I have always been fascinated by how learning can change the way my mind processes information, perceives problems, interprets details, and in a large all encompassing sense, the way it thinks. Learning fundamentally shifts the way I think. Learning new words gives me the ability to describe what I am feeling, to relate those thoughts to other thoughts and feelings, and to formulate conclusions with those associations. Vocabulary in a sense illuminates the world to my mind and enables me to actually understand.
The same can be said for ideas. As a student of commerce concentrating in economics and finance, I am constantly astonished at just how great an impact learning a new idea can have in terms of affecting how I interpret the universe. After a number of quantitative microeconomics courses I found myself seeing nearly any large-scale issue, both in my personal life as well as society at large, in terms of supply and demand functions, marginal equilibriums, and various other utility models. After a couple of courses in Industrial Organization Economics and Game Theory Analysis I began to see nearly every scenario involving more than two people as game theoretic equations. Just after a couple of crash course in Corporate Finance, I was surprised to yet again see myself breaking down multiple facets of my own life and the world around me into questions of present value and time valuations.
My point, is that the world rarely changes, but the ideas in our heads, what we have learned, that foundation of knowledge is constantly being tweaked, and more and more ideas are continuously being added. College is by far the zenith of this process. As a college student I am not only learning about myself, who I am, where I belong in the world, but in a more academic sense I am encountering new thoughts and ideas that change the way in which I process my surroundings. The inputs may be fairly static, but the mechanism for assigning meaning to those inputs, our own mind, is completely dynamic.

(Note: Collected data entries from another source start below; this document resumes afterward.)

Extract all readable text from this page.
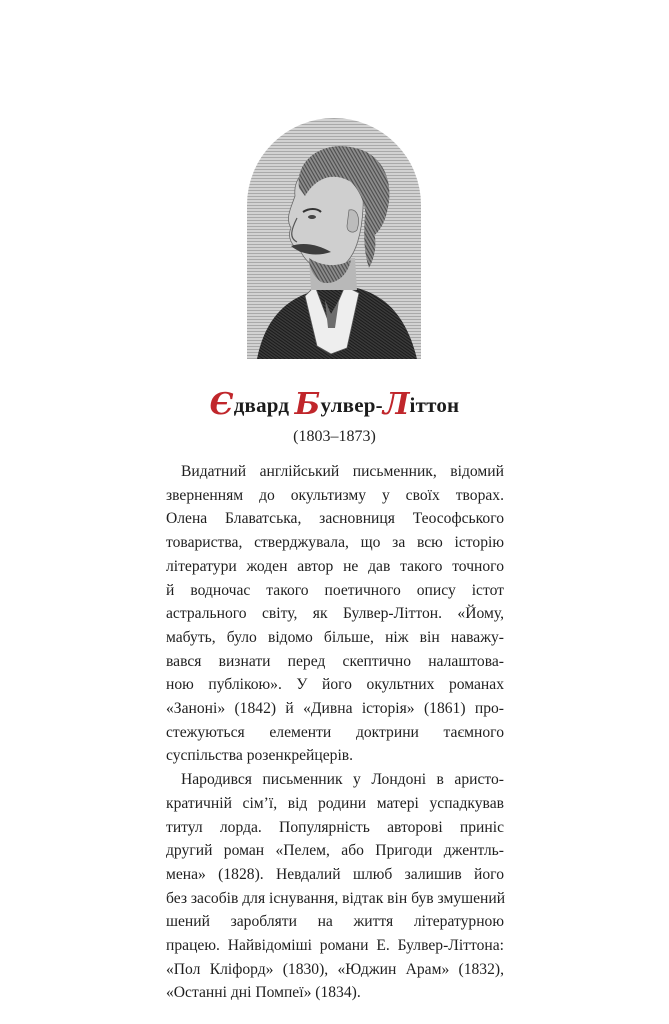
Єдвард Булвер-Літтон
(1803–1873)
Видатний англійський письменник, відомий
зверненням до окультизму у своїх творах.
Олена Блаватська, засновниця Теософського
товариства, стверджувала, що за всю історію
літератури жоден автор не дав такого точного
й водночас такого поетичного опису істот
астрального світу, як Булвер-Літтон. «Йому,
мабуть, було відомо більше, ніж він наважу-
вався визнати перед скептично налаштова-
ною публікою». У його окультних романах
«Занoні» (1842) й «Дивна історія» (1861) про-
стежуються елементи доктрини таємного
суспільства розенкрейцерів.
Народився письменник у Лондоні в аристо-
кратичній сім’ї, від родини матері успадкував
титул лорда. Популярність авторові приніс
другий роман «Пелем, або Пригоди джентль-
мена» (1828). Невдалий шлюб залишив його
без засобів для існування, відтак він був змушений
шений заробляти на життя літературною
працею. Найвідоміші романи Е. Булвер-Літтона:
«Пол Кліфорд» (1830), «Юджин Арам» (1832),
«Останні дні Помпеї» (1834).
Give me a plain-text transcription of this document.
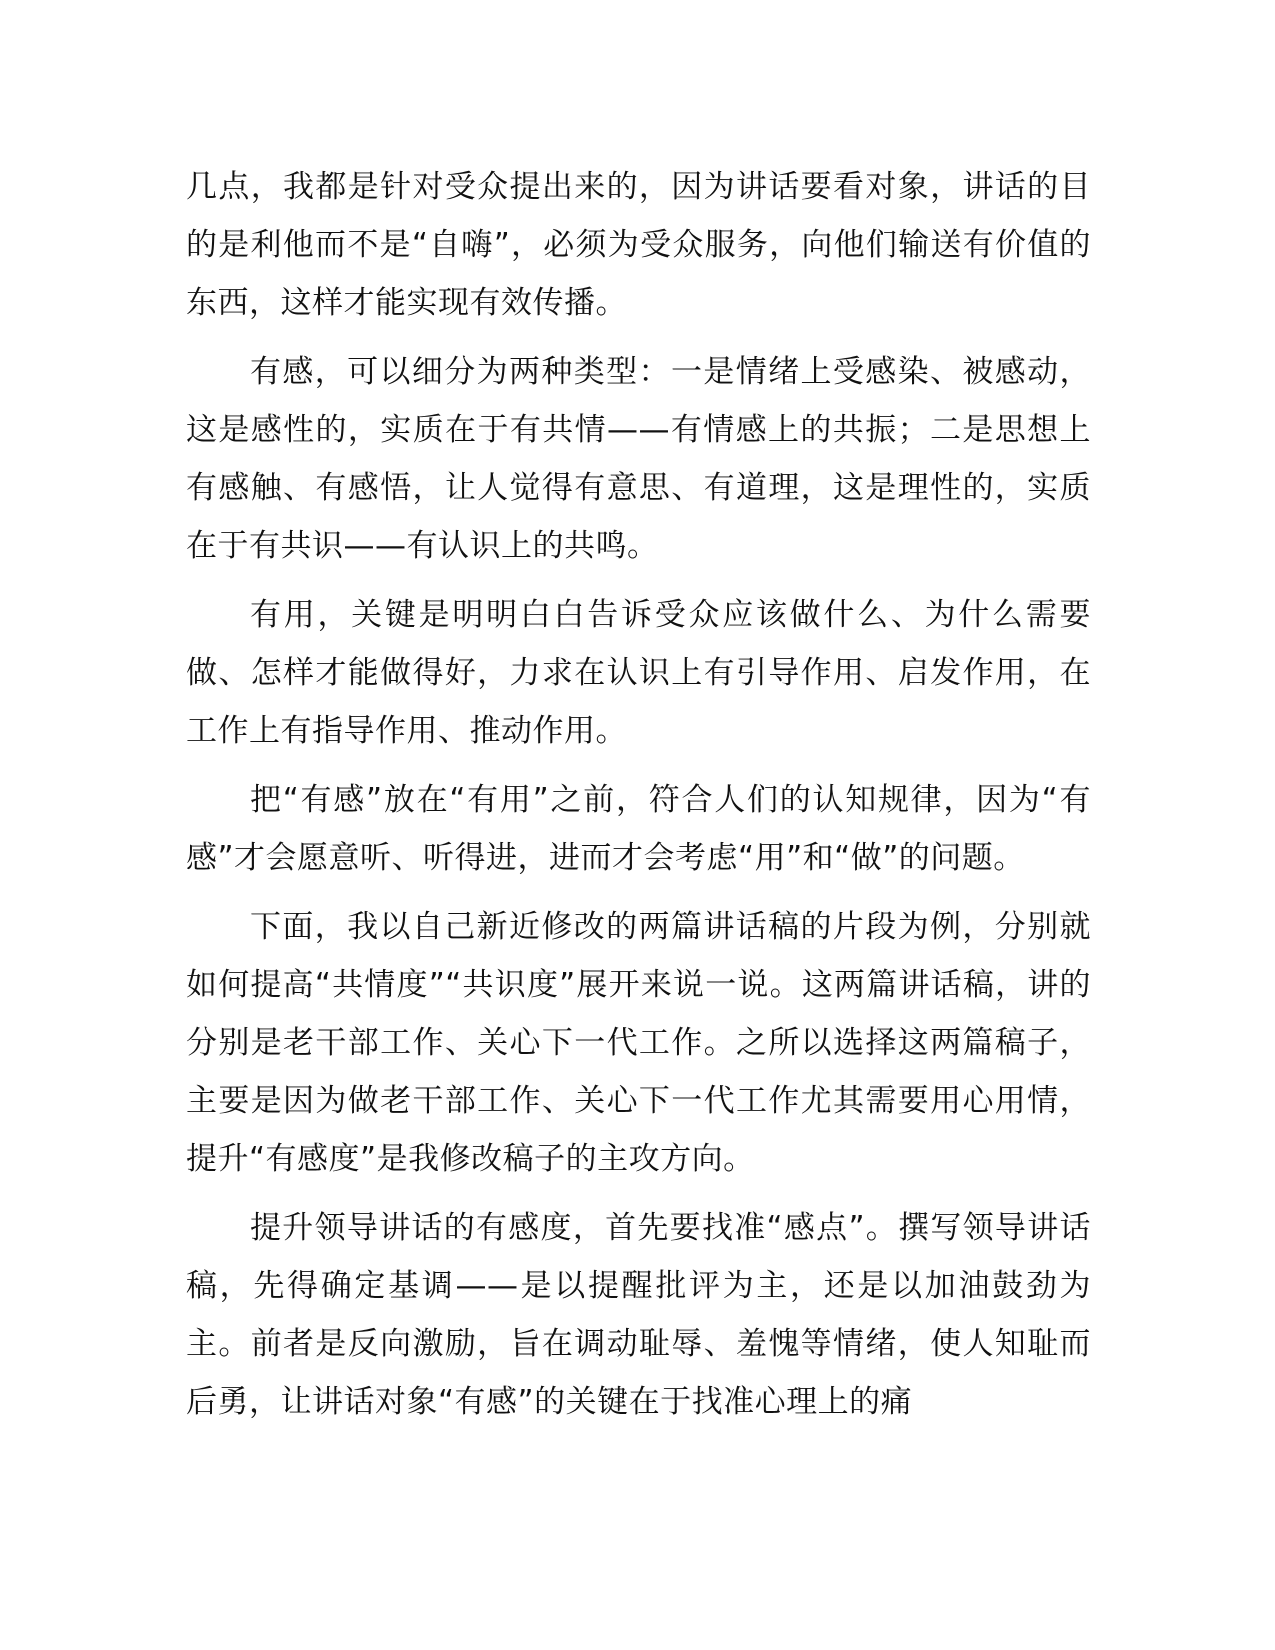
几点，我都是针对受众提出来的，因为讲话要看对象，讲话的目的是利他而不是“自嗨”，必须为受众服务，向他们输送有价值的东西，这样才能实现有效传播。

有感，可以细分为两种类型：一是情绪上受感染、被感动，这是感性的，实质在于有共情——有情感上的共振；二是思想上有感触、有感悟，让人觉得有意思、有道理，这是理性的，实质在于有共识——有认识上的共鸣。

有用，关键是明明白白告诉受众应该做什么、为什么需要做、怎样才能做得好，力求在认识上有引导作用、启发作用，在工作上有指导作用、推动作用。

把“有感”放在“有用”之前，符合人们的认知规律，因为“有感”才会愿意听、听得进，进而才会考虑“用”和“做”的问题。

下面，我以自己新近修改的两篇讲话稿的片段为例，分别就如何提高“共情度”“共识度”展开来说一说。这两篇讲话稿，讲的分别是老干部工作、关心下一代工作。之所以选择这两篇稿子，主要是因为做老干部工作、关心下一代工作尤其需要用心用情，提升“有感度”是我修改稿子的主攻方向。

提升领导讲话的有感度，首先要找准“感点”。撰写领导讲话稿，先得确定基调——是以提醒批评为主，还是以加油鼓劲为主。前者是反向激励，旨在调动耻辱、羞愧等情绪，使人知耻而后勇，让讲话对象“有感”的关键在于找准心理上的痛
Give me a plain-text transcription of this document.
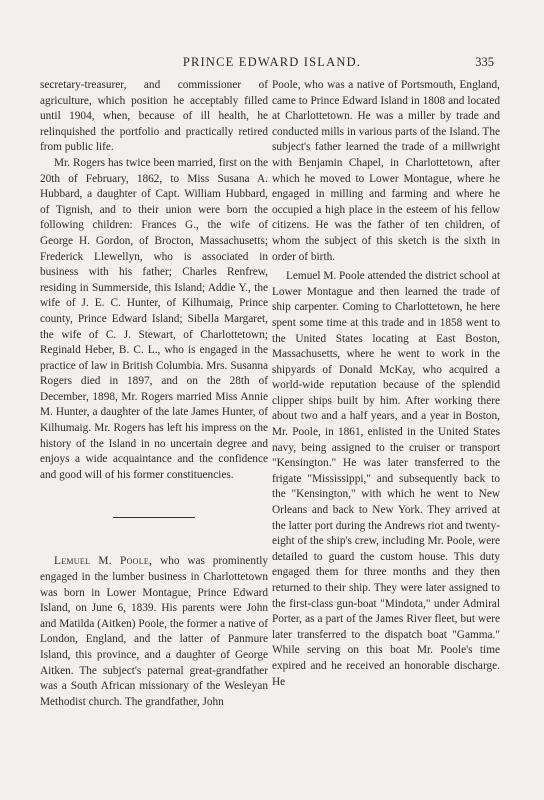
PRINCE EDWARD ISLAND.	335

secretary-treasurer, and commissioner of agriculture, which position he acceptably filled until 1904, when, because of ill health, he relinquished the portfolio and practically retired from public life.

Mr. Rogers has twice been married, first on the 20th of February, 1862, to Miss Susana A. Hubbard, a daughter of Capt. William Hubbard, of Tignish, and to their union were born the following children: Frances G., the wife of George H. Gordon, of Brocton, Massachusetts; Frederick Llewellyn, who is associated in business with his father; Charles Renfrew, residing in Summerside, this Island; Addie Y., the wife of J. E. C. Hunter, of Kilhumaig, Prince county, Prince Edward Island; Sibella Margaret, the wife of C. J. Stewart, of Charlottetown; Reginald Heber, B. C. L., who is engaged in the practice of law in British Columbia. Mrs. Susanna Rogers died in 1897, and on the 28th of December, 1898, Mr. Rogers married Miss Annie M. Hunter, a daughter of the late James Hunter, of Kilhumaig. Mr. Rogers has left his impress on the history of the Island in no uncertain degree and enjoys a wide acquaintance and the confidence and good will of his former constituencies.

Lemuel M. Poole, who was prominently engaged in the lumber business in Charlottetown was born in Lower Montague, Prince Edward Island, on June 6, 1839. His parents were John and Matilda (Aitken) Poole, the former a native of London, England, and the latter of Panmure Island, this province, and a daughter of George Aitken. The subject's paternal great-grandfather was a South African missionary of the Wesleyan Methodist church. The grandfather, John

Poole, who was a native of Portsmouth, England, came to Prince Edward Island in 1808 and located at Charlottetown. He was a miller by trade and conducted mills in various parts of the Island. The subject's father learned the trade of a millwright with Benjamin Chapel, in Charlottetown, after which he moved to Lower Montague, where he engaged in milling and farming and where he occupied a high place in the esteem of his fellow citizens. He was the father of ten children, of whom the subject of this sketch is the sixth in order of birth.

Lemuel M. Poole attended the district school at Lower Montague and then learned the trade of ship carpenter. Coming to Charlottetown, he here spent some time at this trade and in 1858 went to the United States locating at East Boston, Massachusetts, where he went to work in the shipyards of Donald McKay, who acquired a world-wide reputation because of the splendid clipper ships built by him. After working there about two and a half years, and a year in Boston, Mr. Poole, in 1861, enlisted in the United States navy, being assigned to the cruiser or transport "Kensington." He was later transferred to the frigate "Mississippi," and subsequently back to the "Kensington," with which he went to New Orleans and back to New York. They arrived at the latter port during the Andrews riot and twenty-eight of the ship's crew, including Mr. Poole, were detailed to guard the custom house. This duty engaged them for three months and they then returned to their ship. They were later assigned to the first-class gun-boat "Mindota," under Admiral Porter, as a part of the James River fleet, but were later transferred to the dispatch boat "Gamma." While serving on this boat Mr. Poole's time expired and he received an honorable discharge. He
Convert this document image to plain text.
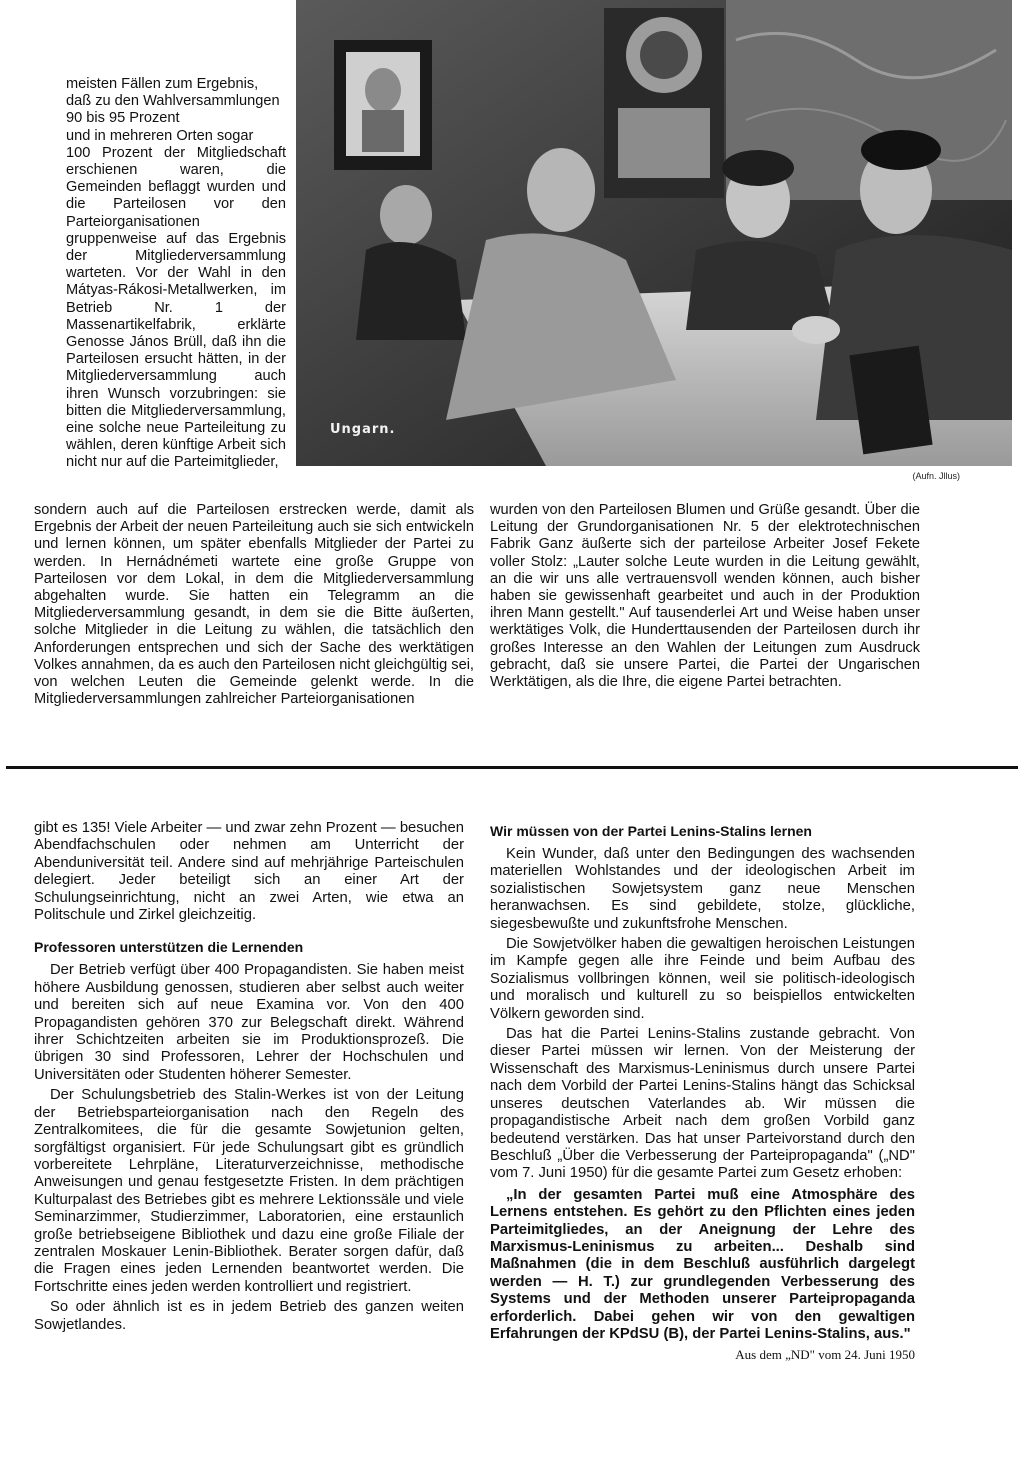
meisten Fällen zum Ergebnis,

daß zu den Wahlversammlungen

90 bis 95 Prozent

und in mehreren Orten sogar

100 Prozent der Mitgliedschaft erschienen waren, die Gemeinden beflaggt wurden und die Parteilosen vor den Parteiorganisationen gruppenweise auf das Ergebnis der Mitgliederversammlung warteten. Vor der Wahl in den Mátyas-Rákosi-Metallwerken, im Betrieb Nr. 1 der Massenartikelfabrik, erklärte Genosse János Brüll, daß ihn die Parteilosen ersucht hätten, in der Mitgliederversammlung auch ihren Wunsch vorzubringen: sie bitten die Mitgliederversammlung, eine solche neue Parteileitung zu wählen, deren künftige Arbeit sich nicht nur auf die Parteimitglieder,

sondern auch auf die Parteilosen erstrecken werde, damit als Ergebnis der Arbeit der neuen Parteileitung auch sie sich entwickeln und lernen können, um später ebenfalls Mitglieder der Partei zu werden. In Hernádnémeti wartete eine große Gruppe von Parteilosen vor dem Lokal, in dem die Mitgliederversammlung abgehalten wurde. Sie hatten ein Telegramm an die Mitgliederversammlung gesandt, in dem sie die Bitte äußerten, solche Mitglieder in die Leitung zu wählen, die tatsächlich den Anforderungen entsprechen und sich der Sache des werktätigen Volkes annahmen, da es auch den Parteilosen nicht gleichgültig sei, von welchen Leuten die Gemeinde gelenkt werde. In die Mitgliederversammlungen zahlreicher Parteiorganisationen

Ungarn.
(Aufn. Jllus)

wurden von den Parteilosen Blumen und Grüße gesandt. Über die Leitung der Grundorganisationen Nr. 5 der elektrotechnischen Fabrik Ganz äußerte sich der parteilose Arbeiter Josef Fekete voller Stolz: „Lauter solche Leute wurden in die Leitung gewählt, an die wir uns alle vertrauensvoll wenden können, auch bisher haben sie gewissenhaft gearbeitet und auch in der Produktion ihren Mann gestellt." Auf tausenderlei Art und Weise haben unser werktätiges Volk, die Hunderttausenden der Parteilosen durch ihr großes Interesse an den Wahlen der Leitungen zum Ausdruck gebracht, daß sie unsere Partei, die Partei der Ungarischen Werktätigen, als die Ihre, die eigene Partei betrachten.

gibt es 135! Viele Arbeiter — und zwar zehn Prozent — besuchen Abendfachschulen oder nehmen am Unterricht der Abenduniversität teil. Andere sind auf mehrjährige Parteischulen delegiert. Jeder beteiligt sich an einer Art der Schulungseinrichtung, nicht an zwei Arten, wie etwa an Politschule und Zirkel gleichzeitig.

Professoren unterstützen die Lernenden

Der Betrieb verfügt über 400 Propagandisten. Sie haben meist höhere Ausbildung genossen, studieren aber selbst auch weiter und bereiten sich auf neue Examina vor. Von den 400 Propagandisten gehören 370 zur Belegschaft direkt. Während ihrer Schichtzeiten arbeiten sie im Produktionsprozeß. Die übrigen 30 sind Professoren, Lehrer der Hochschulen und Universitäten oder Studenten höherer Semester.

Der Schulungsbetrieb des Stalin-Werkes ist von der Leitung der Betriebsparteiorganisation nach den Regeln des Zentralkomitees, die für die gesamte Sowjetunion gelten, sorgfältigst organisiert. Für jede Schulungsart gibt es gründlich vorbereitete Lehrpläne, Literaturverzeichnisse, methodische Anweisungen und genau festgesetzte Fristen. In dem prächtigen Kulturpalast des Betriebes gibt es mehrere Lektionssäle und viele Seminarzimmer, Studierzimmer, Laboratorien, eine erstaunlich große betriebseigene Bibliothek und dazu eine große Filiale der zentralen Moskauer Lenin-Bibliothek. Berater sorgen dafür, daß die Fragen eines jeden Lernenden beantwortet werden. Die Fortschritte eines jeden werden kontrolliert und registriert.

So oder ähnlich ist es in jedem Betrieb des ganzen weiten Sowjetlandes.

Wir müssen von der Partei Lenins-Stalins lernen

Kein Wunder, daß unter den Bedingungen des wachsenden materiellen Wohlstandes und der ideologischen Arbeit im sozialistischen Sowjetsystem ganz neue Menschen heranwachsen. Es sind gebildete, stolze, glückliche, siegesbewußte und zukunftsfrohe Menschen.

Die Sowjetvölker haben die gewaltigen heroischen Leistungen im Kampfe gegen alle ihre Feinde und beim Aufbau des Sozialismus vollbringen können, weil sie politisch-ideologisch und moralisch und kulturell zu so beispiellos entwickelten Völkern geworden sind.

Das hat die Partei Lenins-Stalins zustande gebracht. Von dieser Partei müssen wir lernen. Von der Meisterung der Wissenschaft des Marxismus-Leninismus durch unsere Partei nach dem Vorbild der Partei Lenins-Stalins hängt das Schicksal unseres deutschen Vaterlandes ab. Wir müssen die propagandistische Arbeit nach dem großen Vorbild ganz bedeutend verstärken. Das hat unser Parteivorstand durch den Beschluß „Über die Verbesserung der Parteipropaganda" („ND" vom 7. Juni 1950) für die gesamte Partei zum Gesetz erhoben:

„In der gesamten Partei muß eine Atmosphäre des Lernens entstehen. Es gehört zu den Pflichten eines jeden Parteimitgliedes, an der Aneignung der Lehre des Marxismus-Leninismus zu arbeiten... Deshalb sind Maßnahmen (die in dem Beschluß ausführlich dargelegt werden — H. T.) zur grundlegenden Verbesserung des Systems und der Methoden unserer Parteipropaganda erforderlich. Dabei gehen wir von den gewaltigen Erfahrungen der KPdSU (B), der Partei Lenins-Stalins, aus."

Aus dem „ND" vom 24. Juni 1950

This realization hit me this past weekend when I found myself subconsciously utilizing ideas we learned about in our previous class, to help me understand my every day life. I saw that my operations management class was changing the way I understood the world, and transitively was changing who I am.
In our previous class we learned about process control charts that help managers see if their process for making goods is out of control. This would indicate that the process is being affected by special cause variation. If the process is out of control, something needs to be fixed; there is a problem that is not caused by mere chance. We learned how X-Bar charts control the central tendency of the process, R-Charts control the variability in a process, and P-Charts control for defects.
This past weekend, I realized on three specific occasions that I used these methods to isolate problems I encountered in a day. The first involved my car. I know roughly how many miles I can drive my car once I have filled up my gas tank, and any mileage above or below, I can explain, to certain extent, by good or poor driving. This weekend however, for two consecutive fill-ups, I got far fewer miles than I anticipated. This level was well below my mental lower control limit, so I knew there was a problem. This prompted me to look into the issue further, and when I did I saw that there was a leak in my gas line that was costing me A LOT of money. I used the same technique when I was planning how many hours of sleep that I NEEDED to be fully functional and capable for work on Saturday morning, and I realized that my lower control limit was about five hours. Thus I knew I should really make sure to get six hours of sleep. When I was solving math problems in a new subject area, I utilized a subconscious P-Chart when referencing my answers to the back of the book and looking to see if a satisfactory ratio were void of “defects”.
Have you noticed anything like this happening to you so far as a result of this class, or any other of your classes? It would be interesting to see how different majors see the world differently. Please share any interesting stories or additions.